Showing posts with label Ghost Train to New Orleans. Show all posts
Showing posts with label Ghost Train to New Orleans. Show all posts

Tuesday, July 17, 2018

Fictional Journeys


by Paula Gail Benson


I’m a great admirer of Charlaine Harris, Toni L.P. Kelner, and Dana Cameron, who all have seamlessly shifted between traditional mysteries and paranormal mysteries (as well as novels and short stories for each genre). I find it fascinating to delve into the worlds of creatures who coexist with humans, yet have their own infrastructure.

Maybe dipping back into mythology earlier this summer with Madeline Miller’s Song of Achilles and Circe was a good precursor for some paranormal reading. Also, I have to admit being intrigued when a work colleague read a recent short story I’d written and said it reminded her of Mur Lafferty’s The Shambling Guide to New York City (2013). My colleague was kind to share her copy and I found myself immersed in a familiar, yet very unique Big Apple.


Looking at the cover of the Shambling Guide gives you a flavor of what you’ll be encountering. It shows a young woman walking along a city street and passing by a man with a tail, a monster perched on the hood of a cab, and a skyscraper with a dragon at the uppermost tower. The book’s structure intersperses segments from a city guidebook with episodes in the young woman’s life.


Mur Lafferty
Mur Lafferty’s protagonist, Zoe, shares some of the author’s own background. Mur, from Durham, NC, is both a podcaster (I Should Be Writing) and award winning and nominated science fiction writer. Zoe has left a great job in a Raleigh, NC, travel publishing company (after a horrendous affair with her boss) and is trying to re-establish herself in NYC. When Zoe sees a description of an editorial position that seems tailor-made for her, she wonders why the people involved with the company encourage her not to apply. Stubbornly, she submits a proposal and is given the opportunity, which means she’ll be writing a guidebook to New York aimed at “coterie,” or vampires, zombies, dragons, sprites, fairies, death goddesses, succubi and incubi, and similar creatures. The primary reason Zoe has been warned against applying for the position is that the office is staffed with vampires, zombies, and an incubus, who consider her food. Also, the new CR (Coterie Resources) employee is a “construct” (golem or created monster, like the one in Frankenstein) who has the head of one of Zoe’s ex-boyfriends.

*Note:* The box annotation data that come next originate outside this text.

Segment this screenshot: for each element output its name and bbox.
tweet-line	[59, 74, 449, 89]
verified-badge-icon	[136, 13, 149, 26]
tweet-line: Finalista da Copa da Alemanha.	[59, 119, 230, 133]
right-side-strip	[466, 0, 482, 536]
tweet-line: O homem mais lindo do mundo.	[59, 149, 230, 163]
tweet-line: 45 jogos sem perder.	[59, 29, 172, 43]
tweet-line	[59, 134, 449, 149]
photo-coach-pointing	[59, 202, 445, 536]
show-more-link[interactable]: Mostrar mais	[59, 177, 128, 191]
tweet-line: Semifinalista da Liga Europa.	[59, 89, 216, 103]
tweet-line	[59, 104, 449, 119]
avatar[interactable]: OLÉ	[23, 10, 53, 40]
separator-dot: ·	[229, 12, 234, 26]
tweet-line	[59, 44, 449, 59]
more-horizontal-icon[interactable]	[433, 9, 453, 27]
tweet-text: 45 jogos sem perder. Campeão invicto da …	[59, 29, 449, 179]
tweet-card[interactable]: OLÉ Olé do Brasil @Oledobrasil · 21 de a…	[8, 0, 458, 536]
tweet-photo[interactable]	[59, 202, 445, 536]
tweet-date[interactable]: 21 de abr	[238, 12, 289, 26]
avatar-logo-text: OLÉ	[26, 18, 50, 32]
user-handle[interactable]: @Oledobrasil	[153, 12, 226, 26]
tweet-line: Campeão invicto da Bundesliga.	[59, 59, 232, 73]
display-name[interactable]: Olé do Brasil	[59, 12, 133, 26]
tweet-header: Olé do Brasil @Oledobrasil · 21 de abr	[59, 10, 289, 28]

Zoe’s story begins as adventure, very much like Alice slipping down the rabbit hole, but it quickly becomes a thriller where Zoe, with her blunt approach to all things coterie, has to save the city itself from a rogue “zoetist” (a person who gives life to inanimate objects, like Dr. Frankenstein). In explaining zoetists and their constructs, Mur brings many different folklore traditions to the narrative, meshing them together in a manner that is both believable and informative.


At first, I wondered if the excerpts from the guidebook would be distracting from Zoe’s story. Instead, I found they enhanced and broadened it, introducing background in a manner that did not intrude upon and sometimes foreshadowed the action. Reading the Amazon reader comments, I noticed one person expressed a desire for the entire guidebook. Another commenter suggested that Mur’s book was about tolerance. I agree. The characters in the book all had many fundamental differences, but found ways to work together for the greater good.


I have to admit I've ordered the second book in the series, Ghost Train to New Orleans (2014), maybe as much from hearing about Shari Randall’s journey there as well as anticipating what Zoe and her staff will encounter as they write a supernatural tour guide for the Big Easy. The vicarious travel to both the cities and the paranormal world makes for some delightful vacation reading.

What fictional trips have you taken lately?